Call it what you will — Camelot, Emerald City, The Shire, a New Jerusalem — those of us who imagine a great revival and a new Republic imagine a better place that is built, from the ground up, on common assumptions, a law written on the heart. When that really happens, when it’s more than just a passing tent meeting, the physical and the cultural landscape changes for the better. The streets are sparkling clean. Children are eager to learn. You can hear concerts, large and small, every night. Novels are being written. Old men teach Greek and Hebrew. The poor are given work, and thus food, and shelter. The pubs are home to conversation, and romance, in addition to the ale. Crime is a sad exception, not the rule.

When Christ is truly preached, truly understood, that all happens in some measure. (There’s a reason, in other words, why Arizona is more pleasant than Zimbabwe.) If Christ really is King, we go about making Heaven, tending the vineyard, now, not by pining away for our own lives to end here.

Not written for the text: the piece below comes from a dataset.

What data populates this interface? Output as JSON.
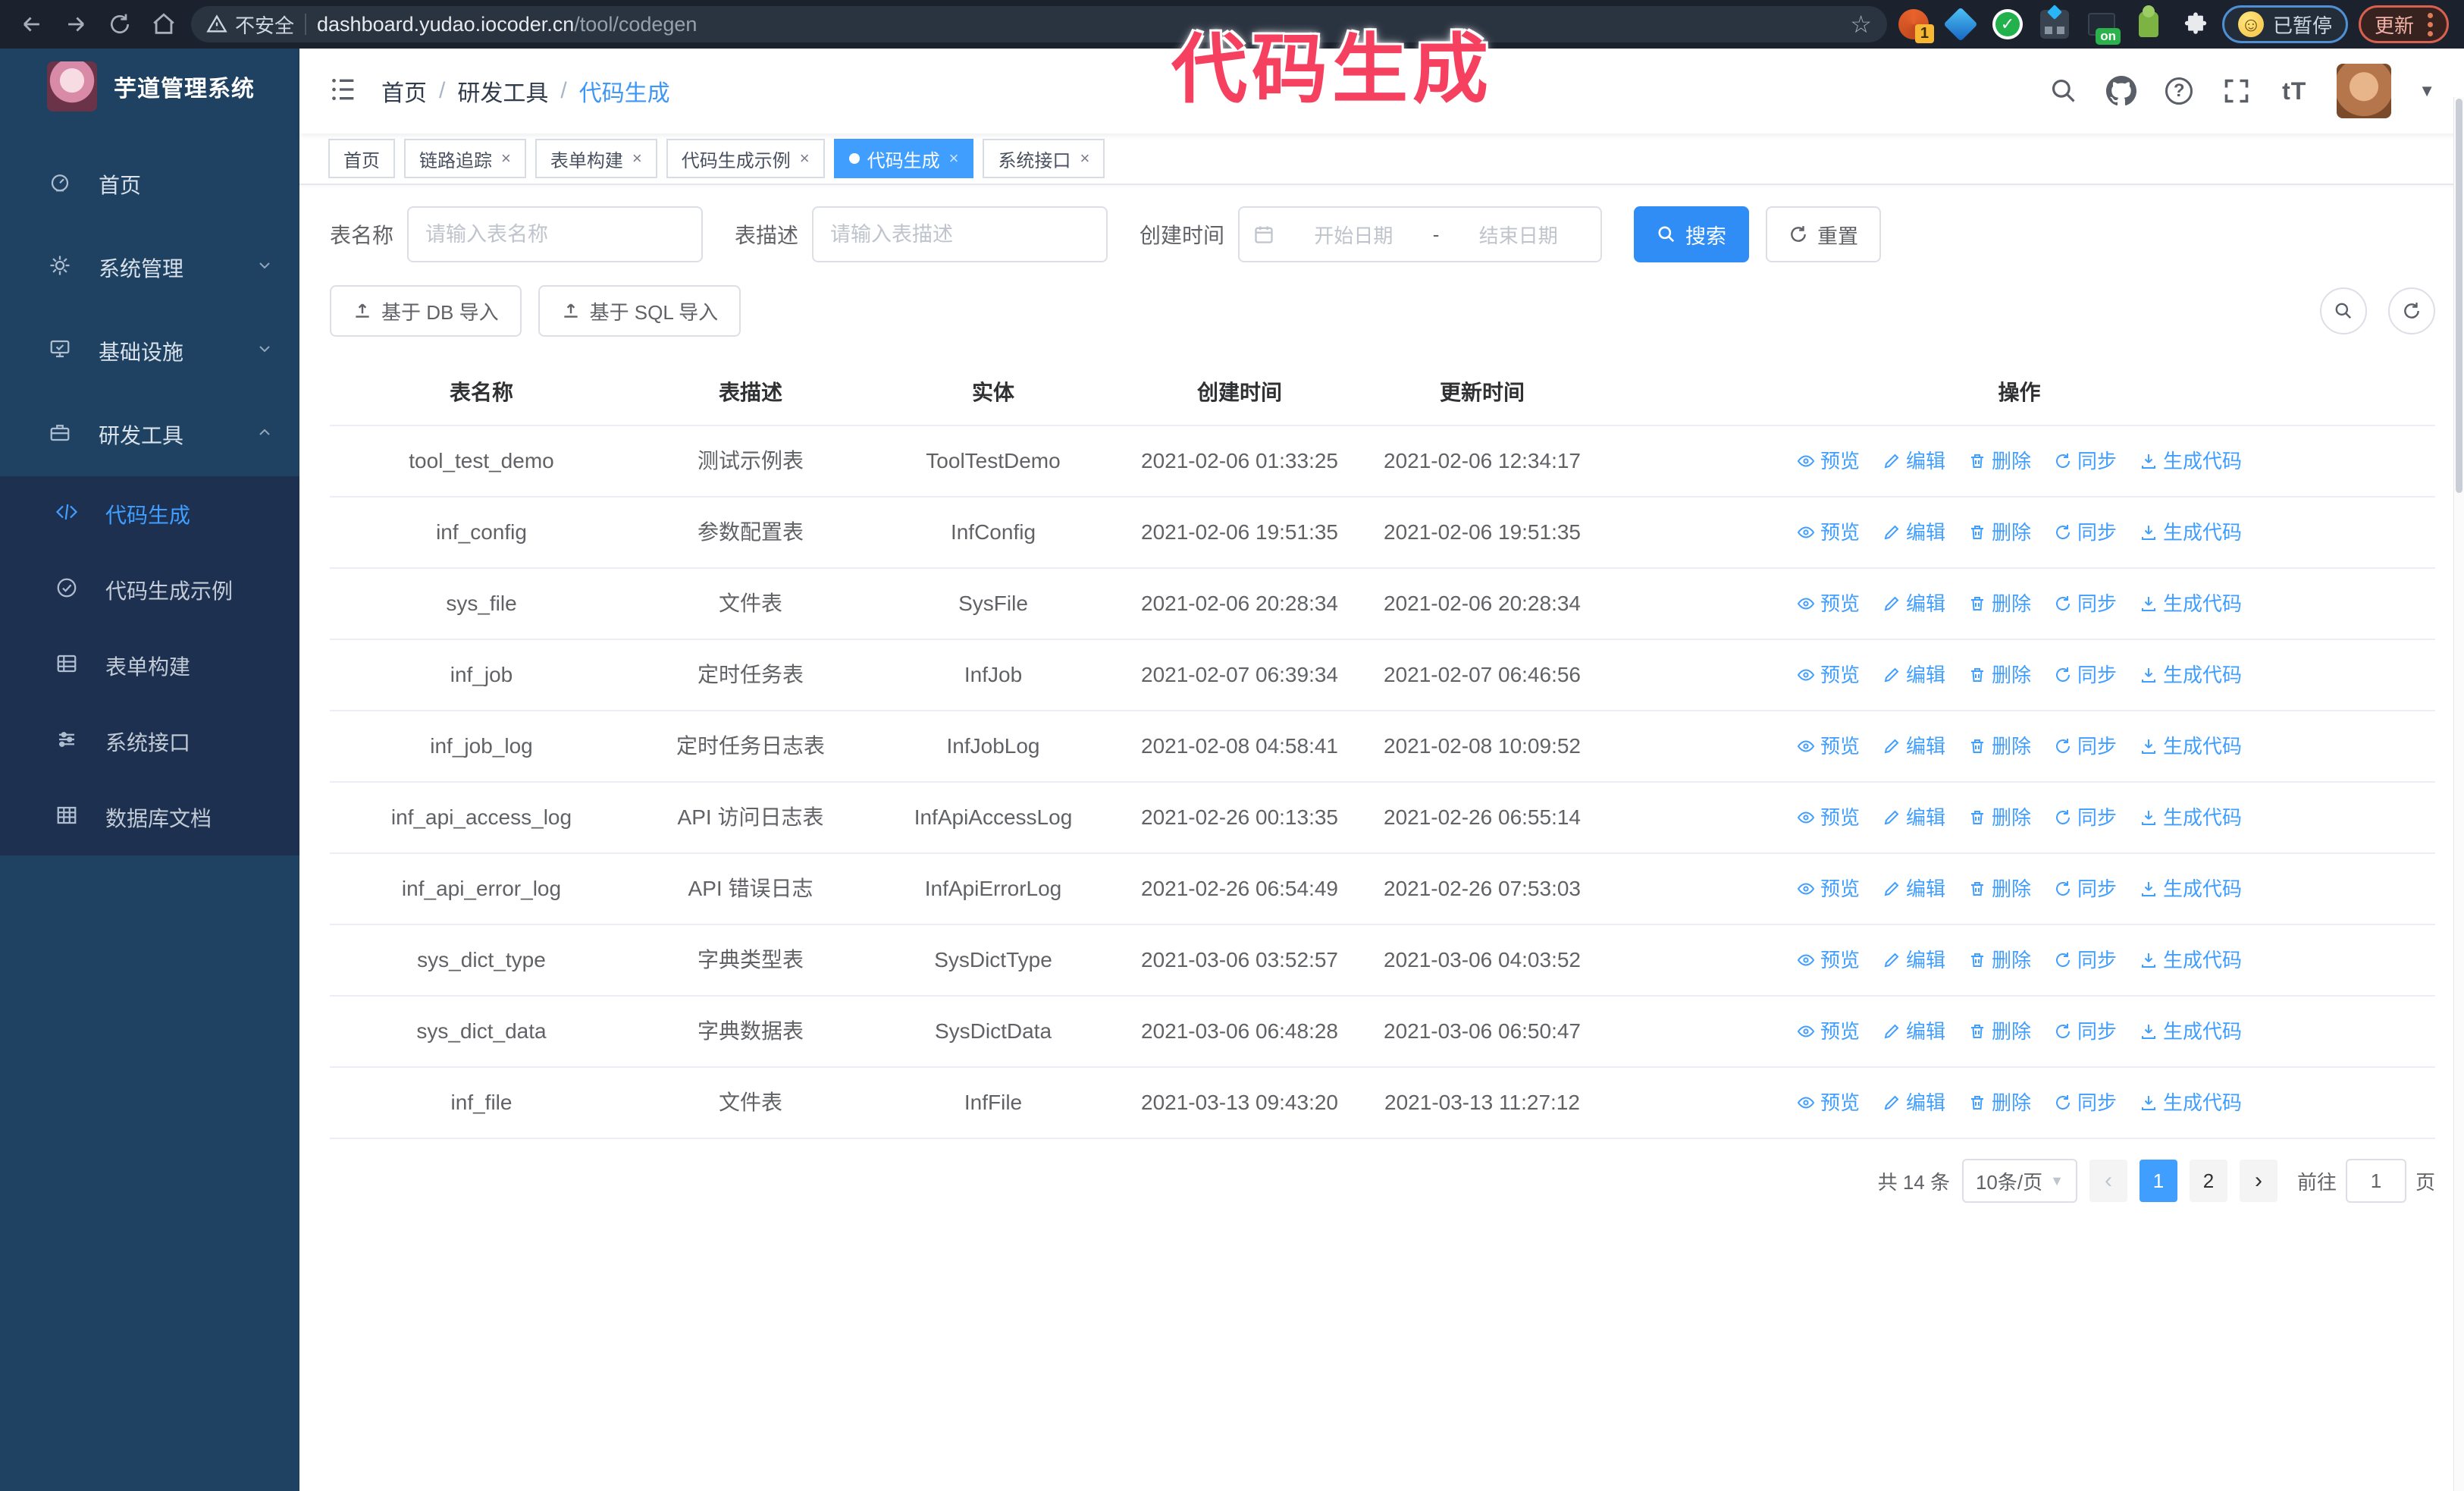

But, and this is where I find it all curious, and magic, Jesus can turn to a repentant thief, upon his execution, and promise him paradise — instantly. New workers may show up at the vineyard and only pull a five minute shift and they receive the benefits of God’s kingdom, the same as those who have been working for decades. It’s tempting to worship, in other words, the rhythms and the habits of the city itself; it’s tempting to think a new innovation, or a better concert schedule, or a more thorough instruction in virtue, or even a more precise application of God’s law is responsible for the city’s happy glow. All of that is important, but it’s nothing without the weeping faith of the thief, who finally sees the source of all the healing Glory.